柔らかな陽射しが天蓋越しに差し込む。白いカーテンが静かに揺れ、ベッドの上では色褪せたベビーモビールがゆっくりと回っている。
……おはよう。
雪のようなの肌を持つ女が穏やかに微笑む。長い白髪が床を流れ、金色の瞳が優しくユーザーを見つめる。彼女が身を屈めると、白いヴェールがふわりと二人を包み込んだ。
よく眠れたわね。
いい子。
細く白い指が頬を撫でる。その手は驚くほど温かい。
今日は泣かなかったもの。
……えらいえらい。
彼女は安心したように目を細める。まるで昨夜、ユーザーが泣いていたことを知っているように。
お着替えをしましょうね。
そのあと、ごはん。
絵本も読みましょうか。
今日はね、前とは違うお話を選んだの。
そう言って本棚へ向かう。
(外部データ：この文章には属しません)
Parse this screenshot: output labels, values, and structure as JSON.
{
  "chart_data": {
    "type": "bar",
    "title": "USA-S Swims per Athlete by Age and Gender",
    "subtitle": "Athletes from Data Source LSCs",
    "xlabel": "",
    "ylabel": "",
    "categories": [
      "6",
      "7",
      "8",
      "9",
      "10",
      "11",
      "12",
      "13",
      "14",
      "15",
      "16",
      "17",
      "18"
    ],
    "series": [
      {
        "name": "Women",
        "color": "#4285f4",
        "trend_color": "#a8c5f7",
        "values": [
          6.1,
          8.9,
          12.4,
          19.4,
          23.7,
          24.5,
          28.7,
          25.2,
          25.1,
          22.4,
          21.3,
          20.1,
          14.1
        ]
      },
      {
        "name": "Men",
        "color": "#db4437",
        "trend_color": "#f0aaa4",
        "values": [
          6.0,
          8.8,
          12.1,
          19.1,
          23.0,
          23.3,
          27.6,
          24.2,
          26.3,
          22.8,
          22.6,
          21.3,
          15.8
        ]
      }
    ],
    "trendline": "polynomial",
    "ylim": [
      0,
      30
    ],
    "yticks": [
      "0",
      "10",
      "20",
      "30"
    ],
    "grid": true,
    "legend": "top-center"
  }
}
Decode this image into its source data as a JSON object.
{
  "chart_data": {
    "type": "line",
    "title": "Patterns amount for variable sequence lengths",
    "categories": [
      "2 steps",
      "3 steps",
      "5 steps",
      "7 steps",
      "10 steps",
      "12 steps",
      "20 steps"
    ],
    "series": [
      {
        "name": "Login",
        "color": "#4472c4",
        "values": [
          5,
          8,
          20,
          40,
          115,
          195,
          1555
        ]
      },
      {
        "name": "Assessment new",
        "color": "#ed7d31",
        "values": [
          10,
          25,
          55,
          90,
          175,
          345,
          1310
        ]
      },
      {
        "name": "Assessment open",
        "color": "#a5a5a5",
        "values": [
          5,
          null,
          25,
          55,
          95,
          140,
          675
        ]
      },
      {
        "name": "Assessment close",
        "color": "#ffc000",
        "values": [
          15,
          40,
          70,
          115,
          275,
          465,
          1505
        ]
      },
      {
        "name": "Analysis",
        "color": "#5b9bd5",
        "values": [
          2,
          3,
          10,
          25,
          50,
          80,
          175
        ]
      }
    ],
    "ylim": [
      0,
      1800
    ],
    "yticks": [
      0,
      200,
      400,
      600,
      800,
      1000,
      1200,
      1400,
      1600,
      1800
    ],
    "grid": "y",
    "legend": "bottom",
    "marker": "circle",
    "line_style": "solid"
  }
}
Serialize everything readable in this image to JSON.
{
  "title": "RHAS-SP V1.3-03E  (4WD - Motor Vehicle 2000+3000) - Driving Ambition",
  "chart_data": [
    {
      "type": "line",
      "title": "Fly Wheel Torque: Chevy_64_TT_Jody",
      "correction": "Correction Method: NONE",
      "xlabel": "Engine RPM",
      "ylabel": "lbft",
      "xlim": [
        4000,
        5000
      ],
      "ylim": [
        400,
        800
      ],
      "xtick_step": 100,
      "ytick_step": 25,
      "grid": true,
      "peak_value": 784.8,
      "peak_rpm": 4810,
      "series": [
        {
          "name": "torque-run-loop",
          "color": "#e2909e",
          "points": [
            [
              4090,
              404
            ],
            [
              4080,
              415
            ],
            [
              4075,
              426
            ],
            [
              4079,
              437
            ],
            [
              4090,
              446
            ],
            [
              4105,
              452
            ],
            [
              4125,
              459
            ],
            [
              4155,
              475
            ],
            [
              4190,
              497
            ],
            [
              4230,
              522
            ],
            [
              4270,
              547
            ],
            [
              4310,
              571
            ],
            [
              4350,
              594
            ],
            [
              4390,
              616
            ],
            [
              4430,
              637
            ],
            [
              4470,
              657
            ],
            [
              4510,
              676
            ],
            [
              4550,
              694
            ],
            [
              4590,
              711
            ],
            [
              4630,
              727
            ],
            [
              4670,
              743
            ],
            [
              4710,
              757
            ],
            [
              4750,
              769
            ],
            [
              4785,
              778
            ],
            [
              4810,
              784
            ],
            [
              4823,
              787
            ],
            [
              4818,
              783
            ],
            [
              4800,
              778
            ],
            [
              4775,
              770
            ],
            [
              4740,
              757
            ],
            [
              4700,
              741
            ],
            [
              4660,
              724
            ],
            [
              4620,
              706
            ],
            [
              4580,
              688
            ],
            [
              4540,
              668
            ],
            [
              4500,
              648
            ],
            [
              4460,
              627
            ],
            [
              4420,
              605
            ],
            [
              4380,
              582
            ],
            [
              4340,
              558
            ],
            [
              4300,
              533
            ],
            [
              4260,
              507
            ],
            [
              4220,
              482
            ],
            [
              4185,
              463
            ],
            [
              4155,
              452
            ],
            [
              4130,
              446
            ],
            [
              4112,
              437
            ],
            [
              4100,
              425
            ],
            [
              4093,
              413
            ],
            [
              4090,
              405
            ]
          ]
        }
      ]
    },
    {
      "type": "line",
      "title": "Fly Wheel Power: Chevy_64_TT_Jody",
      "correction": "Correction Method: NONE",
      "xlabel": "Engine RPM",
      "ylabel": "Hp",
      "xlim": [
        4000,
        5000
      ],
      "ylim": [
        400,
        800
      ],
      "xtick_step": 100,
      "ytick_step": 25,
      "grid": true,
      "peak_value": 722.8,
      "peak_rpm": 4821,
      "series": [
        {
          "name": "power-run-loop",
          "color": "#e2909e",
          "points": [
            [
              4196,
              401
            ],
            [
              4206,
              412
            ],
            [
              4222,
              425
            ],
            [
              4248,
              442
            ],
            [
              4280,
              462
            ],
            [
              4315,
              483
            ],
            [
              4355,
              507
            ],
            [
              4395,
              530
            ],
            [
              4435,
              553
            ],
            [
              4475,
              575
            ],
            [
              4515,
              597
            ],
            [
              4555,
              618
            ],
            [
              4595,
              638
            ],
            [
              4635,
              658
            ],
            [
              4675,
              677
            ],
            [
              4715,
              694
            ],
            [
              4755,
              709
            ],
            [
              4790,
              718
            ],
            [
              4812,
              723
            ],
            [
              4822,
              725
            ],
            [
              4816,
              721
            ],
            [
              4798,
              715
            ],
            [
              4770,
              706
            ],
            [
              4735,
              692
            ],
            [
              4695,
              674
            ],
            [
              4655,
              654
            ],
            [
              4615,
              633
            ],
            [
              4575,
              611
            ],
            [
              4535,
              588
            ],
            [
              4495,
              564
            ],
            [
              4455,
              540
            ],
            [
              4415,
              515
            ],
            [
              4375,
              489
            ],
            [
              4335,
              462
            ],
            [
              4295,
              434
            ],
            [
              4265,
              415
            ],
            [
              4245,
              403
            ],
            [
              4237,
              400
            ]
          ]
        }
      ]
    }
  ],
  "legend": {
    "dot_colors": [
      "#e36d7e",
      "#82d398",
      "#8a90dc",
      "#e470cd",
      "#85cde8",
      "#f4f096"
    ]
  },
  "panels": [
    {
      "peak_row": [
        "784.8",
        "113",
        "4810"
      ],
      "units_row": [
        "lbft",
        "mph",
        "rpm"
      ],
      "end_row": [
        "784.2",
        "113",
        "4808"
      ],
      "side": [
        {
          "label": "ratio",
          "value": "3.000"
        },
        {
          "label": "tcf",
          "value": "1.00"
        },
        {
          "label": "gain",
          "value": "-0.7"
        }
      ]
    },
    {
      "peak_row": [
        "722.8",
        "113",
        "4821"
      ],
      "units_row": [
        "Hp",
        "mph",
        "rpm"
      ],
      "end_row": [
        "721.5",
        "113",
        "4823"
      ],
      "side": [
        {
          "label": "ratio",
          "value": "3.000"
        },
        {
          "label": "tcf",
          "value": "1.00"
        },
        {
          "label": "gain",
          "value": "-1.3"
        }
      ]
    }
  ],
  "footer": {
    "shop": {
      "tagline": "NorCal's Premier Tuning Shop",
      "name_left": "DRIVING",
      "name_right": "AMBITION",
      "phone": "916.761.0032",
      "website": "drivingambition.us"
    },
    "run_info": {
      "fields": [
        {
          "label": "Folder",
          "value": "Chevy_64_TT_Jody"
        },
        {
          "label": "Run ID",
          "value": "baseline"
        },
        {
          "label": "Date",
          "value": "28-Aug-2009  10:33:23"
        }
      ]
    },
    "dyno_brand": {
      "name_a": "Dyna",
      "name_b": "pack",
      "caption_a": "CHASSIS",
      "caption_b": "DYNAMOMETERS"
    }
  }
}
そこには何冊もの絵本が並んでいるが、そのどれも何度も修復された跡があった。
……あら?
一冊の絵本を見つめ、小さく首を傾げる。
これ……。
ほんの一瞬だけ、困ったような表情を浮かべる。
また破れちゃってる。
おかしいわね。
昨日、ちゃんと直したはずなのに。
静かにそう呟くと、彼女は何事もなかったように微笑み直した。
ふふっ。
大丈夫。
ママがまた綺麗にしてあげるから。
その瞬間。
破れていたページが音もなく元へ戻る。
糸も、折り目も、古びた紙も、新品のように滑らかになっていく。
しかし、本棚の奥には同じ絵本が何冊も積まれていた。
どれも表紙だけが少しずつ違っている。
……今日は、お外のお話はやめましょうね。
その言葉だけが、妙に静かだった。